Agility will also be key. Being able to pivot, adapt or redesign to meet the changed nature of practices and conditions will be a defining characteristic of the new world of business. Those organisations that had made strides to adopt DevOps style practices outside of IT and into other business units, will be well placed to provide the rapid, iterative type delivery that will no doubt be needed.

Within this, certain business models will be massively impacted.

The likes of Airbnb will no longer be able to operate in the way they have in the past. One can be sure that such companies who suddenly find their business model is no longer feasible in a changed world are likely to be throwing cash reserves at technology to allow them to pivot to some kind of new way of doing things that allows them to monetise what they have. Expect developers to be in high demand in the coming months as organisations struggle to innovate their way out of hard a corner.

Zero-hour down

Another major impact is going to be those companies that depend on the gig economy and zero-hours contracts.

The likes of Deliveroo are going to find that without migrant worker populations, domestic workers are harder to recruit and will demand better pay.

The current phenomenon of low paid workers walking off the job to get a better payment on a COVID-19 scheme is unlikely to see a workforce at that end of the market happy to go back to sub-minimum wage arrangements. In a macabre echo of the beginnings of agrarian workers rights after the Black Death, so after this pandemic, cheap, mobile workers are not going to be available, and so those who are available and accustomed to higher pay will have to be met and negotiated with.

This can only be a good thing.

Automated outlook

However, there will inevitably be areas where human labour cannot be thrown at the problem. There will be a boom in business and robotic process automation (BA, RPA).

Everything from mail processing, employee onboarding, HR processing and many other functions, both internal and external, will be automated, in whole or in part, in response to the new conditions post-crisis. A combination of need, maturing technologies and falling prices will drive this trend down market to allow smaller organisations than ever before, and thus more than ever before, to take advantage.

When this is combined with the newly liberated remote workforce, it will have a truly seismic impact on work practices. Functions that have never left the office before, are now being performed from bedrooms, kitchen tables and garden sheds across the country. People that always believed they needed to be in an office, as well managers who espoused presenteeism, are being harshly re-educated.

There will be severe implications for commercial rents, as something like what was seen in the gig economy will now be seen with remote working. Practices such as hotdesking will disappear, except in all but the most critical cases, but with it will go the need to have everyone in a company sitting in one building doing things at the same time.

Criminal element

However, amid all of this, the uneven return to work, the even more sporadic recovery and the new way of doing things, there will be those who seek to profit, and one is not just referring to the absolute heal who tried to return thousands of toilet rolls and hand sanitiser after he was refused online retail access.
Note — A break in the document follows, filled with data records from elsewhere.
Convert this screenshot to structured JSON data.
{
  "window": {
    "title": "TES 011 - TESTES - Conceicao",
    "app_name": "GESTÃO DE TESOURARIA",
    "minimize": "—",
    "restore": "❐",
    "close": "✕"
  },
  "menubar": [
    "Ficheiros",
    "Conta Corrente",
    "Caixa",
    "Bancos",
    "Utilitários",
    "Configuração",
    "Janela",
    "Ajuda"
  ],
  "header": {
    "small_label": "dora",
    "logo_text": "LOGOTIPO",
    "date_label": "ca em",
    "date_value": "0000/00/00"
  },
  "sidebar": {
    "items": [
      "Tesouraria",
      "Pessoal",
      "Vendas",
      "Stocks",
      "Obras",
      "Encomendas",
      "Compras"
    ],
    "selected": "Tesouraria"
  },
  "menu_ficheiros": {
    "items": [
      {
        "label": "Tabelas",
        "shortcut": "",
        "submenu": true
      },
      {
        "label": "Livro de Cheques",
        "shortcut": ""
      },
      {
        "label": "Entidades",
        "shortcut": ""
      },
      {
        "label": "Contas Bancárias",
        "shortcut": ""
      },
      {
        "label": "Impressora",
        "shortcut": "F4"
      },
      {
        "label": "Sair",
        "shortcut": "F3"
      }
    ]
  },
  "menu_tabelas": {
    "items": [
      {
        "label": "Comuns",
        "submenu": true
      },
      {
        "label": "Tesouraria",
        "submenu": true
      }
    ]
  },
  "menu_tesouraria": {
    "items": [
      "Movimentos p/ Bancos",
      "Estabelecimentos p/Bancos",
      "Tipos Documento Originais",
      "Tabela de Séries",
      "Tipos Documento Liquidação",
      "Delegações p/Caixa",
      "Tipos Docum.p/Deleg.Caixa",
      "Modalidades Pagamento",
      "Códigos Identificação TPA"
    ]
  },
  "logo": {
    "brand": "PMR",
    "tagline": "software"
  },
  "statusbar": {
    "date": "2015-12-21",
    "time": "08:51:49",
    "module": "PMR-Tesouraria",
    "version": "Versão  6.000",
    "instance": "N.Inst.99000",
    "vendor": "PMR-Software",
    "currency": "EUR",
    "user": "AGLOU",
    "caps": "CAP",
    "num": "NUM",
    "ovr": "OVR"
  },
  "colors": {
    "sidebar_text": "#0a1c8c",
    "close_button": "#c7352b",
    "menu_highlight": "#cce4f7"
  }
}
The cyber criminals will also, mirroring the above trends, seek to profit as people try to get back to work and kickstart the economy.

We have already seen advance securities fraud, CEO fraud and false ordering on the rise. Crypto malware attacks too are re-emerging, as the unscrupulous seek to profit from the heightened sense of anxiety and reduced vigilance at this trying time.

Expect to see more in the way of social engineering, as organisations look to source personal protective equipment (PPE), and other things unfamiliar in their normal line of business that are yet required in the new business environment.

Fund diversion, spoofed web sites, intercepted payments and shipments are all to be expected. Be vigilant, remain sceptical, and assume zero trust.